On 30th July, the Government launched the vaguely named Media Literacy Council (MLC) to “spearhead public education on media literacy and cyber wellness” as well as advise the government on policy in this area.  Despite its catch-all name, the MLC’s main efforts look to be centred on the online domain, with the press release accompanying the body’s launch indicating that it would aim to raise the ‘media literacy’ of Singaporeans so that they can “benefit even more” from the Internet.

Such amorphous wording has understandably drawn heckles from the online community, some of whom see it as the thin end of the wedge in the process of the Government trying to exert tighter control over the Internet.  With bloggers generally declining to take up the Government’s previous suggestion of devising a voluntary Code of Conduct for online behaviour, the MLC seems to be a unilateral move by the authorities to develop such an etiquette anyway. As blogger Kirsten Han has pointed out, it seems to be an attempt by the government to “be the 'leader' or 'agenda setter' instead of allowing things to develop organically".

While it may be too early to judge the MLC, there are probably two main doubts about the new body.  The first is the question of its composition: it is dominated by the education and traditional media establishment, with only one member that fits the description of a blogger, and even then, not a fairly well-known one. Though the MLC has promised to consult more widely among the online community, it would not be surprising if the latter does not vest the MLC with a good deal of legitimacy.
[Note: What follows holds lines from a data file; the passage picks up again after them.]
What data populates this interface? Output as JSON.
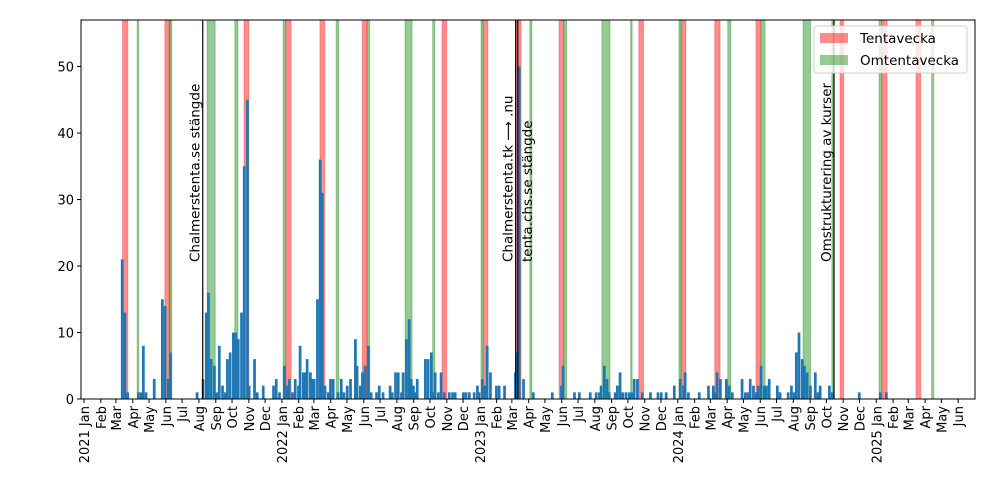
{
  "chart_data": {
    "type": "bar",
    "title": "",
    "xlabel": "",
    "ylabel": "",
    "x_origin": "2021-01-01",
    "x_unit": "days since x_origin",
    "bin_days": 5,
    "xlim": [
      -5.5,
      1643
    ],
    "ylim": [
      0,
      57
    ],
    "yticks": [
      0,
      10,
      20,
      30,
      40,
      50
    ],
    "grid": false,
    "bar_color": "#1f77b4",
    "xtick_start_month": "2021-01",
    "xtick_labels": [
      "2021 Jan",
      "Feb",
      "Mar",
      "Apr",
      "May",
      "Jun",
      "Jul",
      "Aug",
      "Sep",
      "Oct",
      "Nov",
      "Dec",
      "2022 Jan",
      "Feb",
      "Mar",
      "Apr",
      "May",
      "Jun",
      "Jul",
      "Aug",
      "Sep",
      "Oct",
      "Nov",
      "Dec",
      "2023 Jan",
      "Feb",
      "Mar",
      "Apr",
      "May",
      "Jun",
      "Jul",
      "Aug",
      "Sep",
      "Oct",
      "Nov",
      "Dec",
      "2024 Jan",
      "Feb",
      "Mar",
      "Apr",
      "May",
      "Jun",
      "Jul",
      "Aug",
      "Sep",
      "Oct",
      "Nov",
      "Dec",
      "2025 Jan",
      "Feb",
      "Mar",
      "Apr",
      "May",
      "Jun"
    ],
    "bars": [
      [
        68,
        21
      ],
      [
        73,
        13
      ],
      [
        78,
        1
      ],
      [
        98,
        1
      ],
      [
        103,
        1
      ],
      [
        107,
        8
      ],
      [
        112,
        1
      ],
      [
        127,
        3
      ],
      [
        142,
        15
      ],
      [
        147,
        14
      ],
      [
        153,
        3
      ],
      [
        157,
        7
      ],
      [
        206,
        1
      ],
      [
        217,
        3
      ],
      [
        223,
        13
      ],
      [
        227,
        16
      ],
      [
        232,
        6
      ],
      [
        238,
        5
      ],
      [
        242,
        1
      ],
      [
        247,
        8
      ],
      [
        253,
        2
      ],
      [
        258,
        1
      ],
      [
        262,
        6
      ],
      [
        267,
        7
      ],
      [
        273,
        10
      ],
      [
        277,
        10
      ],
      [
        282,
        9
      ],
      [
        288,
        13
      ],
      [
        293,
        35
      ],
      [
        299,
        45
      ],
      [
        302,
        2
      ],
      [
        312,
        6
      ],
      [
        317,
        1
      ],
      [
        328,
        2
      ],
      [
        347,
        2
      ],
      [
        352,
        3
      ],
      [
        358,
        1
      ],
      [
        367,
        5
      ],
      [
        372,
        2
      ],
      [
        376,
        3
      ],
      [
        382,
        1
      ],
      [
        387,
        3
      ],
      [
        393,
        2
      ],
      [
        396,
        8
      ],
      [
        402,
        4
      ],
      [
        406,
        4
      ],
      [
        409,
        6
      ],
      [
        415,
        4
      ],
      [
        419,
        3
      ],
      [
        422,
        3
      ],
      [
        428,
        15
      ],
      [
        433,
        36
      ],
      [
        437,
        31
      ],
      [
        442,
        2
      ],
      [
        448,
        1
      ],
      [
        452,
        3
      ],
      [
        457,
        3
      ],
      [
        466,
        1
      ],
      [
        472,
        3
      ],
      [
        477,
        1
      ],
      [
        483,
        2
      ],
      [
        489,
        3
      ],
      [
        498,
        9
      ],
      [
        501,
        5
      ],
      [
        507,
        2
      ],
      [
        511,
        4
      ],
      [
        516,
        5
      ],
      [
        522,
        8
      ],
      [
        527,
        1
      ],
      [
        537,
        1
      ],
      [
        542,
        2
      ],
      [
        549,
        1
      ],
      [
        562,
        2
      ],
      [
        566,
        1
      ],
      [
        572,
        4
      ],
      [
        577,
        4
      ],
      [
        583,
        1
      ],
      [
        586,
        4
      ],
      [
        592,
        9
      ],
      [
        597,
        12
      ],
      [
        601,
        3
      ],
      [
        605,
        2
      ],
      [
        608,
        1
      ],
      [
        612,
        3
      ],
      [
        627,
        6
      ],
      [
        632,
        6
      ],
      [
        638,
        7
      ],
      [
        642,
        1
      ],
      [
        645,
        4
      ],
      [
        651,
        1
      ],
      [
        656,
        4
      ],
      [
        662,
        1
      ],
      [
        671,
        1
      ],
      [
        677,
        1
      ],
      [
        682,
        1
      ],
      [
        697,
        1
      ],
      [
        702,
        1
      ],
      [
        708,
        1
      ],
      [
        717,
        1
      ],
      [
        723,
        2
      ],
      [
        726,
        1
      ],
      [
        732,
        3
      ],
      [
        737,
        2
      ],
      [
        741,
        8
      ],
      [
        747,
        4
      ],
      [
        758,
        2
      ],
      [
        763,
        2
      ],
      [
        773,
        2
      ],
      [
        793,
        4
      ],
      [
        796,
        7
      ],
      [
        800,
        50
      ],
      [
        808,
        3
      ],
      [
        826,
        1
      ],
      [
        861,
        1
      ],
      [
        878,
        2
      ],
      [
        881,
        5
      ],
      [
        902,
        1
      ],
      [
        911,
        1
      ],
      [
        931,
        1
      ],
      [
        942,
        1
      ],
      [
        948,
        1
      ],
      [
        951,
        2
      ],
      [
        957,
        5
      ],
      [
        962,
        3
      ],
      [
        966,
        1
      ],
      [
        977,
        1
      ],
      [
        981,
        2
      ],
      [
        986,
        4
      ],
      [
        991,
        1
      ],
      [
        997,
        1
      ],
      [
        1003,
        1
      ],
      [
        1008,
        1
      ],
      [
        1012,
        3
      ],
      [
        1018,
        3
      ],
      [
        1027,
        1
      ],
      [
        1042,
        1
      ],
      [
        1056,
        1
      ],
      [
        1062,
        1
      ],
      [
        1071,
        1
      ],
      [
        1086,
        2
      ],
      [
        1097,
        3
      ],
      [
        1103,
        2
      ],
      [
        1106,
        4
      ],
      [
        1112,
        1
      ],
      [
        1132,
        1
      ],
      [
        1149,
        2
      ],
      [
        1158,
        2
      ],
      [
        1162,
        1
      ],
      [
        1165,
        4
      ],
      [
        1171,
        3
      ],
      [
        1182,
        3
      ],
      [
        1187,
        2
      ],
      [
        1193,
        1
      ],
      [
        1211,
        3
      ],
      [
        1217,
        1
      ],
      [
        1222,
        1
      ],
      [
        1226,
        3
      ],
      [
        1232,
        2
      ],
      [
        1237,
        1
      ],
      [
        1241,
        2
      ],
      [
        1246,
        5
      ],
      [
        1252,
        2
      ],
      [
        1256,
        2
      ],
      [
        1261,
        3
      ],
      [
        1276,
        2
      ],
      [
        1281,
        1
      ],
      [
        1296,
        1
      ],
      [
        1302,
        2
      ],
      [
        1307,
        1
      ],
      [
        1311,
        7
      ],
      [
        1316,
        10
      ],
      [
        1322,
        6
      ],
      [
        1326,
        5
      ],
      [
        1331,
        4
      ],
      [
        1337,
        2
      ],
      [
        1346,
        4
      ],
      [
        1351,
        1
      ],
      [
        1355,
        2
      ],
      [
        1372,
        2
      ],
      [
        1377,
        1
      ],
      [
        1427,
        1
      ],
      [
        1466,
        1
      ],
      [
        1477,
        1
      ]
    ],
    "tentavecka_spans": [
      [
        71,
        81
      ],
      [
        149,
        159
      ],
      [
        295,
        304
      ],
      [
        372,
        382
      ],
      [
        435,
        444
      ],
      [
        513,
        522
      ],
      [
        660,
        669
      ],
      [
        736,
        745
      ],
      [
        796,
        806
      ],
      [
        876,
        885
      ],
      [
        1023,
        1032
      ],
      [
        1101,
        1110
      ],
      [
        1163,
        1173
      ],
      [
        1239,
        1248
      ],
      [
        1394,
        1401
      ],
      [
        1471,
        1481
      ],
      [
        1534,
        1543
      ]
    ],
    "omtentavecka_spans": [
      [
        98,
        101
      ],
      [
        157,
        162
      ],
      [
        227,
        242
      ],
      [
        278,
        284
      ],
      [
        367,
        372
      ],
      [
        465,
        470
      ],
      [
        522,
        527
      ],
      [
        592,
        605
      ],
      [
        643,
        647
      ],
      [
        732,
        736
      ],
      [
        822,
        826
      ],
      [
        885,
        890
      ],
      [
        955,
        970
      ],
      [
        1008,
        1010
      ],
      [
        1097,
        1101
      ],
      [
        1187,
        1193
      ],
      [
        1248,
        1256
      ],
      [
        1326,
        1340
      ],
      [
        1379,
        1383
      ],
      [
        1466,
        1471
      ],
      [
        1563,
        1567
      ]
    ],
    "tentavecka_color": "#ff0000",
    "omtentavecka_color": "#008000",
    "events": [
      {
        "day": 219,
        "label": "Chalmerstenta.se stängde",
        "side": "left"
      },
      {
        "day": 796,
        "label": "Chalmerstenta.tk ⟶ .nu",
        "side": "left"
      },
      {
        "day": 800,
        "label": "tenta.chs.se stängde",
        "side": "right"
      },
      {
        "day": 1383,
        "label": "Omstrukturering av kurser",
        "side": "left"
      }
    ],
    "event_label_y": 20.6,
    "legend": {
      "placement": "top-right",
      "entries": [
        "Tentavecka",
        "Omtentavecka"
      ]
    }
  }
}
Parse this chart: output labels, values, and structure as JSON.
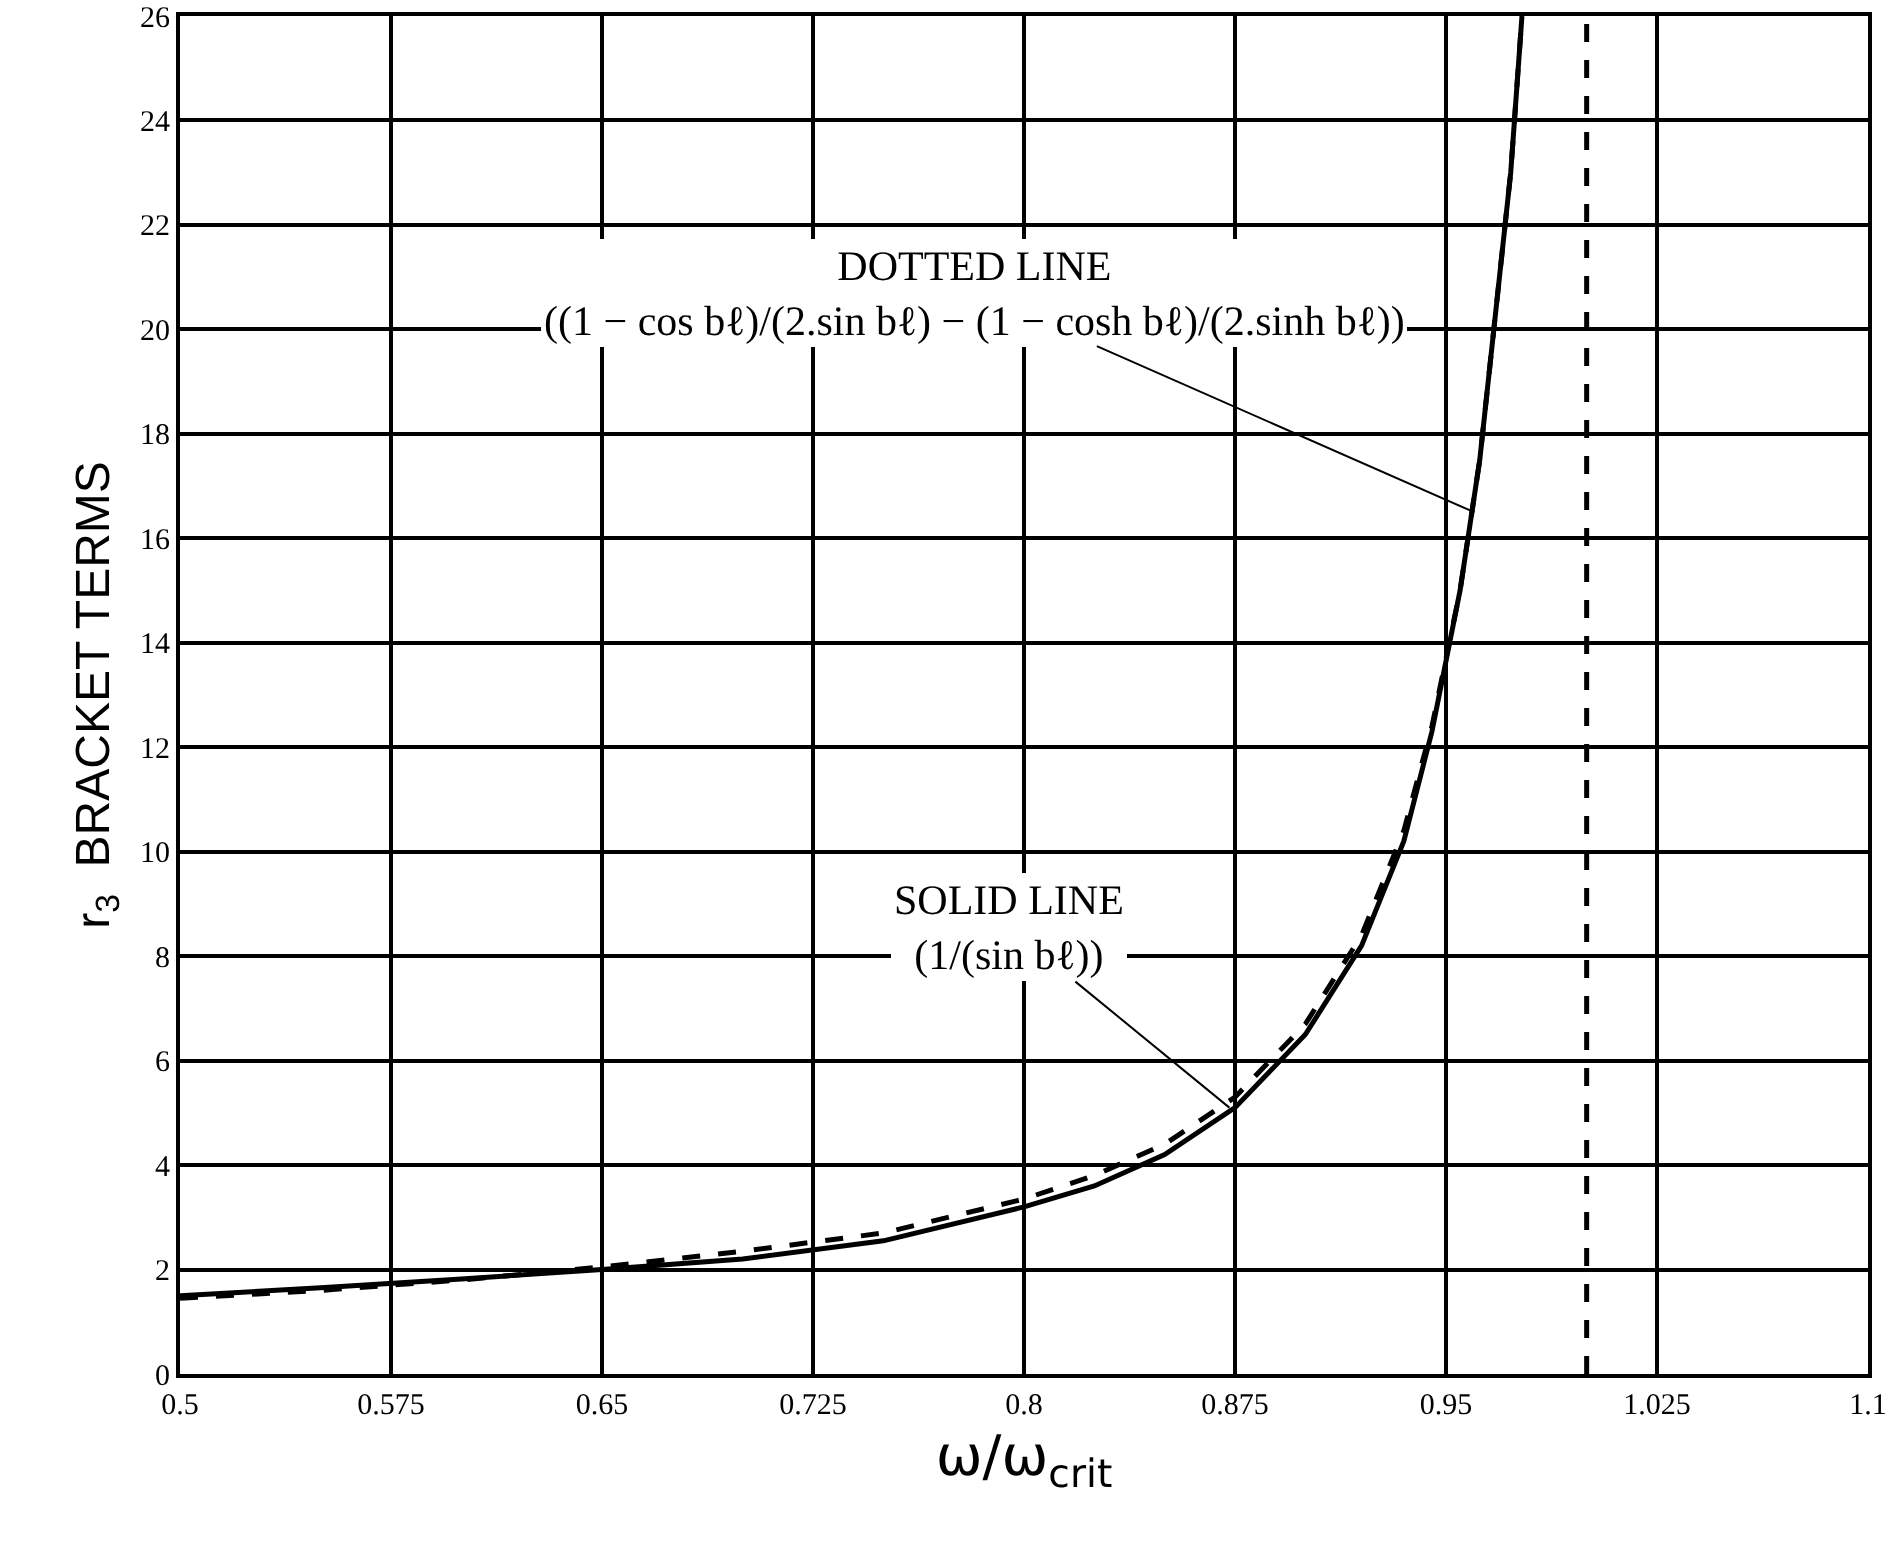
{
  "chart_data": {
    "type": "line",
    "xlabel": "ω/ω$_{crit}$",
    "ylabel": "r$_{3}$  BRACKET TERMS",
    "xlim": [
      0.5,
      1.1
    ],
    "xticks": [
      0.5,
      0.575,
      0.65,
      0.725,
      0.8,
      0.875,
      0.95,
      1.025,
      1.1
    ],
    "ylim": [
      0,
      26
    ],
    "yticks": [
      0,
      2,
      4,
      6,
      8,
      10,
      12,
      14,
      16,
      18,
      20,
      22,
      24,
      26
    ],
    "grid": true,
    "marker": "none",
    "series": [
      {
        "color": "#000000",
        "line_style": "solid",
        "x": [
          0.5,
          0.55,
          0.6,
          0.65,
          0.7,
          0.75,
          0.8,
          0.825,
          0.85,
          0.875,
          0.9,
          0.92,
          0.935,
          0.945,
          0.955,
          0.962,
          0.968,
          0.973,
          0.977
        ],
        "values": [
          1.5,
          1.65,
          1.82,
          2.0,
          2.2,
          2.55,
          3.2,
          3.6,
          4.2,
          5.1,
          6.5,
          8.2,
          10.2,
          12.3,
          15.0,
          17.5,
          20.5,
          23,
          26
        ]
      },
      {
        "color": "#000000",
        "line_style": "dashed",
        "x": [
          0.5,
          0.55,
          0.6,
          0.65,
          0.7,
          0.75,
          0.8,
          0.825,
          0.85,
          0.875,
          0.9,
          0.92,
          0.935,
          0.945,
          0.955,
          0.962,
          0.968,
          0.973,
          0.977,
          0.99,
          1.0,
          1.0
        ],
        "values": [
          1.45,
          1.6,
          1.8,
          2.05,
          2.35,
          2.7,
          3.35,
          3.8,
          4.4,
          5.3,
          6.7,
          8.4,
          10.4,
          12.4,
          15,
          17.5,
          20.5,
          23,
          26,
          null,
          0,
          26
        ]
      }
    ],
    "annotations": [
      {
        "text": "DOTTED LINE\n((1 − cos bℓ)/(2.sin bℓ) − (1 − cosh bℓ)/(2.sinh bℓ))",
        "x": 0.96,
        "y": 16.5
      },
      {
        "text": "SOLID LINE\n(1/(sin bℓ))",
        "x": 0.873,
        "y": 5.1
      }
    ]
  }
}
The second is that the MLC’s stated remit seems to overlap considerably with that of the now defunct Advisory Council on the Impact of New Media on Society (AIMS), a body set up in 2007 to advise the Government on how to deal with new media that submitted its report in 2008.  There does not seem to be much substantive difference between the two bodies, despite the MLC’s supposed inclusion of traditional media as well, and it is difficult to see the MLC renewing AIMS’ more adventurous suggestions for online engagement that were rejected by the Government in 2009.  Furthermore, it is noteworthy that some of the AIMS’ recommendations that were accepted seem to have fallen by the wayside, such as the "dedicated coordinating agency" for the protection of minors from ‘harmful content’ on the Internet.

The worry is that the MLC could recommend further regulation of the Internet to the Government under the guise of paternalistic attempts to safeguard civility on the Internet.  Cyberbullying is an obvious target, but there is no strong indication that the current self-regulatory model does not work: all but the worst cases can be handled by forum moderators deleting hate comments or by Facebook users deploying tighter filter controls on their pages.

On a broader level, initiatives such as the MLC are patently unnecessary.  The online community is more or less a reflection of its underlying real world society, albeit an unfiltered version because of the lower costs of speaking up and the immediacy in which that speech is recorded and transmitted for all to read.  Hence the task of raising “media literacy” – that of encouraging people to think more critically about content put out in the media – should be centred in the offline world, in schools that encourage children to read more widely and think critically about issues, or in newspapers that question Government spin and have the courage to undertake investigative journalism.  Trying to encourage more ‘literacy’ on the Internet is unlikely to have much effect if no attempts are made to change offline institutions such as schools and the media.